Tickets can be issued for any vehicle caught traveling at least 11 miles per hour over the posted speed limit between 6 a.m. and 8 p.m. Monday through Saturday, according to the city’s contract with Conduent State and Local Solutions Inc., the private vendor that oversees both speed cameras and red light cameras in the city. The cameras are also portable, and the city’s contract with Conduent allows for two to be moved to new locations each week.
The review will also come as state lawmakers draft changes to the law that allows for the traffic cameras, first approved in 2016. The city deployed the cameras in January. Among the state and local proposals currently on the table:
- Republican state Rep. Anthony Giarrusso wants to ban traffic cameras altogether.
- House Speaker Nicholas Mattiello wants to amend the existing legislation, possibly requiring more warnings or a reduction in the ticket amount.
- Senate President Dominick Ruggerio has said he is open to considered legislative changes, citing the large number of tickets.
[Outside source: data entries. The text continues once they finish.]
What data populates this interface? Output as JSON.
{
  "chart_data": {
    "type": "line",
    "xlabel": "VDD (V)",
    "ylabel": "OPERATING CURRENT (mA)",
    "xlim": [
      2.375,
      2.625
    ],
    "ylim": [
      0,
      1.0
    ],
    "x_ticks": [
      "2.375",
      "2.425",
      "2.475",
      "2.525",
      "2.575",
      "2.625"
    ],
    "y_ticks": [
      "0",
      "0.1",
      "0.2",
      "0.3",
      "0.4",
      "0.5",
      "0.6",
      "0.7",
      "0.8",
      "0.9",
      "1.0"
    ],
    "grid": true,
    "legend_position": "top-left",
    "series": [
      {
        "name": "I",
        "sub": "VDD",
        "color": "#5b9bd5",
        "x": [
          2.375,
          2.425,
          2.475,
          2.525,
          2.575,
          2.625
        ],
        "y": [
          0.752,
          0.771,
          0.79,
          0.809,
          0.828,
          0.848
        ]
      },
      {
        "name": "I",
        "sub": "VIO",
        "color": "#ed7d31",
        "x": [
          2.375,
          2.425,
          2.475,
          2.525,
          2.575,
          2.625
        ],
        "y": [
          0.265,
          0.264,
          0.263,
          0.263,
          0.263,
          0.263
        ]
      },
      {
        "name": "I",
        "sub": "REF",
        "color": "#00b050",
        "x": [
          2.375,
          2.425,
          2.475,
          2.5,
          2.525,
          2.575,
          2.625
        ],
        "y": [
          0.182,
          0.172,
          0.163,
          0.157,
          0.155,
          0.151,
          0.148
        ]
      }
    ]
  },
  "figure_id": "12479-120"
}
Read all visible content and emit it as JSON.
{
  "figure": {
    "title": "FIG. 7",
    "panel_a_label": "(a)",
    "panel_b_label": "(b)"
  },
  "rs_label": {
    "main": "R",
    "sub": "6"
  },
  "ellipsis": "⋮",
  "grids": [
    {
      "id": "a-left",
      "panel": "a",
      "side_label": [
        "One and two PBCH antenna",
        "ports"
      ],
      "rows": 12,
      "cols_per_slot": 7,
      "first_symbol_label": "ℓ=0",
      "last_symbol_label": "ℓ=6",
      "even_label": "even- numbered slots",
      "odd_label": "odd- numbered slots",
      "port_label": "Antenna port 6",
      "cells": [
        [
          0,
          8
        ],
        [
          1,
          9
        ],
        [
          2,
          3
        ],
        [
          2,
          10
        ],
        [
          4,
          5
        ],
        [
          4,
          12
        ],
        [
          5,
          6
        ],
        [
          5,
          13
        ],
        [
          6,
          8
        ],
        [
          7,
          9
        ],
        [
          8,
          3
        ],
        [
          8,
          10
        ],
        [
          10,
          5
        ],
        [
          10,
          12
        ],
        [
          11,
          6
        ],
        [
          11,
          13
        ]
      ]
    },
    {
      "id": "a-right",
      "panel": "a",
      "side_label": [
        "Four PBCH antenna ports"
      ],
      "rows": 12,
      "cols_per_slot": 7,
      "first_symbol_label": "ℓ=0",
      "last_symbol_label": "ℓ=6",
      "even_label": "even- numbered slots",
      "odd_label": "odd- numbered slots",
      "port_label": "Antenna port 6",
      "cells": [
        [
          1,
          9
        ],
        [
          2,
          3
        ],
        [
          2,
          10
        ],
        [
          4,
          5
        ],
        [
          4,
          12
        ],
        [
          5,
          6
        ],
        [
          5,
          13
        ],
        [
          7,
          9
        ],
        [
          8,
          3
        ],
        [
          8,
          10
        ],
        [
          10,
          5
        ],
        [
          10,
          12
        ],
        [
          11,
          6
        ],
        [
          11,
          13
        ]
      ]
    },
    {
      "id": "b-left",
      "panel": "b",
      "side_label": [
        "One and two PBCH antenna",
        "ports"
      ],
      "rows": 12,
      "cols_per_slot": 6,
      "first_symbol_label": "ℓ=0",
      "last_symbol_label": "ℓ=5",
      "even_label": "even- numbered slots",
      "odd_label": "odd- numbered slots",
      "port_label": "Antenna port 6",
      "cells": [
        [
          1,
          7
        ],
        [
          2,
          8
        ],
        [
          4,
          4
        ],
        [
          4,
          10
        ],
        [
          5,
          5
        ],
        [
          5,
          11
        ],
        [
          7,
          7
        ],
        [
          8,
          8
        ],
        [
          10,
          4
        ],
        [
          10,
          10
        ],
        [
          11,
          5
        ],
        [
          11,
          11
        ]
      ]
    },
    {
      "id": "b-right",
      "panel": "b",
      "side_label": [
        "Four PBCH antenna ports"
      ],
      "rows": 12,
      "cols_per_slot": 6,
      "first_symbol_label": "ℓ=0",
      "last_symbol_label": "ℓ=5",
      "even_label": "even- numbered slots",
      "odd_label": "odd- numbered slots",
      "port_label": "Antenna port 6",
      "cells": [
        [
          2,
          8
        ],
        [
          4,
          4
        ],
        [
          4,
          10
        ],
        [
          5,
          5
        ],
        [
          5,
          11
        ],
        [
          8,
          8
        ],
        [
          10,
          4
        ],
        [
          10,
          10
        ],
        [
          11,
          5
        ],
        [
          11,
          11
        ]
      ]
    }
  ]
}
- Gov. Gina Raimondo has taken no position on the cameras, but said she is confident the General Assembly can work with cities and towns if changes to the law are necessary.
- Mayor Jorge Elorza has said he is opened to reducing the fine, but that would take a change in state law.
- Councilwoman Sabina Matos and six of her colleagues have called for an education campaign on the speed cameras.
- Councilman Nicholas Narducci would like a portion of all revenue generated from the speed cameras earmarked for school safety initiatives.
It wasn’t immediately clear how long it will take to complete the council review.
“We have a responsibility to our residents and visitors that public safety measures are implemented fairly, openly and without causing unreasonable hardship,” Salvatore said.